Merle H. Phillips (September 21, 1928 – December 30, 2013) was a Republican member of the Pennsylvania House of Representatives for the 108th District from 1980 until retiring in 2010. He also was appointed as Northumberland County Commissioner in 2010 to finish Kurt Masser's term after the position was vacated when Masser was elected to the 107th District.

==Career==
Prior to his election to the State House, Phillips was the president of Irish Valley Food Processing. He served in the United States Marine Corps for four and a half years active duty and two years in the Reserves.

Phillips ended his term serving in House Leadership as Republican Caucus Administrator. Previously, he has served as Republican Chairman and Vice Chairman of the Game and Fisheries Committee and Secretary of the Agricultural and Rural Affairs Committee, as well as serving as a member of the Transportation and Appropriations Committees.

On January 15, 2010, Phillips announced he would not be seeking reelection.
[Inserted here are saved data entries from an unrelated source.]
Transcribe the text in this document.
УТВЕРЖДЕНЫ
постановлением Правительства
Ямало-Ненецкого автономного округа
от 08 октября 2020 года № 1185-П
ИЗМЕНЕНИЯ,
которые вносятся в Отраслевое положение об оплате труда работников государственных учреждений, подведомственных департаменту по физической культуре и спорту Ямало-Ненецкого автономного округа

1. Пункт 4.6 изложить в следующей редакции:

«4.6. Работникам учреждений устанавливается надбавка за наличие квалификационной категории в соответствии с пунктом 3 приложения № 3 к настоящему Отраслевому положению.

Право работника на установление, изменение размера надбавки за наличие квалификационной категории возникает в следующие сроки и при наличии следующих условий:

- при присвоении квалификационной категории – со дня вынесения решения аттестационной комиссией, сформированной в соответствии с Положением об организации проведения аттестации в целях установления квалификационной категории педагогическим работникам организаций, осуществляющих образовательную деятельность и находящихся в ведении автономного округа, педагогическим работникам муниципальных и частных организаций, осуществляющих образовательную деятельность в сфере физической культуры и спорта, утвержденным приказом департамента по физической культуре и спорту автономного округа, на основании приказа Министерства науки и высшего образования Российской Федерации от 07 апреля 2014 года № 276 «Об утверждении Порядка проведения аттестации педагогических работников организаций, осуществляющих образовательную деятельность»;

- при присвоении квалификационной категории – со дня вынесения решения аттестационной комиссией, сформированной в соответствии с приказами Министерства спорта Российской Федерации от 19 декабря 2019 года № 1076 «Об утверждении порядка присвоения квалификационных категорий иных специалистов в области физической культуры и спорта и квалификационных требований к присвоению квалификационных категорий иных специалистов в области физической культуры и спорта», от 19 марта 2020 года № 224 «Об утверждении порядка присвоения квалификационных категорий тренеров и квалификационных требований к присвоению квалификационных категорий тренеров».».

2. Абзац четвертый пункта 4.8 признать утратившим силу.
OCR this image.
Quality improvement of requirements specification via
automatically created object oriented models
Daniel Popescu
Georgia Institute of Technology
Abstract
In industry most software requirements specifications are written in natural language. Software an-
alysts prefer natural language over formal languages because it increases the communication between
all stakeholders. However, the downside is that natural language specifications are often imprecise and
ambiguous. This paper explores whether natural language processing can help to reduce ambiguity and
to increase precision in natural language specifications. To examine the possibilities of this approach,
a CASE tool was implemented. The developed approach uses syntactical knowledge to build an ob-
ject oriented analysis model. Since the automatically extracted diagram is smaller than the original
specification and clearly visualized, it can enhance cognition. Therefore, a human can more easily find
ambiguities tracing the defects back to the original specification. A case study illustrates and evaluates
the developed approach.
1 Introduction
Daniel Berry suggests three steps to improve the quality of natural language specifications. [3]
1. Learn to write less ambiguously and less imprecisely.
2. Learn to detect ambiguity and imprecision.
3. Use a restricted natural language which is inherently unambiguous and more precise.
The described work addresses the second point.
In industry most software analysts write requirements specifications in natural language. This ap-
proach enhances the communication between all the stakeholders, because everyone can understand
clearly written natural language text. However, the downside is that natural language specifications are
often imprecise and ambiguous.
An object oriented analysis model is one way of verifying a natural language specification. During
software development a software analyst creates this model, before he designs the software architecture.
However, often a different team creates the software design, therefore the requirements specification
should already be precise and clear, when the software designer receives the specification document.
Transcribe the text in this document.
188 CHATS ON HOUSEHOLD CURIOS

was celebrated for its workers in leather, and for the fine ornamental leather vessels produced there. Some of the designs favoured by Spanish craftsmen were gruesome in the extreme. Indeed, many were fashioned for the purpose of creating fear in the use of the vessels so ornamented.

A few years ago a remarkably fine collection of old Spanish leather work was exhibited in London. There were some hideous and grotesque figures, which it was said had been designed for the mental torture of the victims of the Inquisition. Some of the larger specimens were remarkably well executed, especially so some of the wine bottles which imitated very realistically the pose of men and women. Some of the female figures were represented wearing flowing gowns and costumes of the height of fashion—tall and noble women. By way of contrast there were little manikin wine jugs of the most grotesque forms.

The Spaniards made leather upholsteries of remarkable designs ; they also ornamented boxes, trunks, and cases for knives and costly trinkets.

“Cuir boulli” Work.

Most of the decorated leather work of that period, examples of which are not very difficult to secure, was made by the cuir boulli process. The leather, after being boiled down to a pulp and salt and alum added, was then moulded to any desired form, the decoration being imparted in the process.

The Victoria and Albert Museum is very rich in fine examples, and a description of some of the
Since retiring from the state House of Representatives he has been appointed to fill a vacancy as a commissioner of Northumberland County in November 2010.

On November 8, 2011, Phillips only captured 17% of the vote for Northumberland County Commissioner. He was succeeded by Republican Rick Shoch.

==Personal==
Representative Phillips resided in Upper Augusta Township. He and his wife had five children.

Merle Phillips died on December 30, 2013.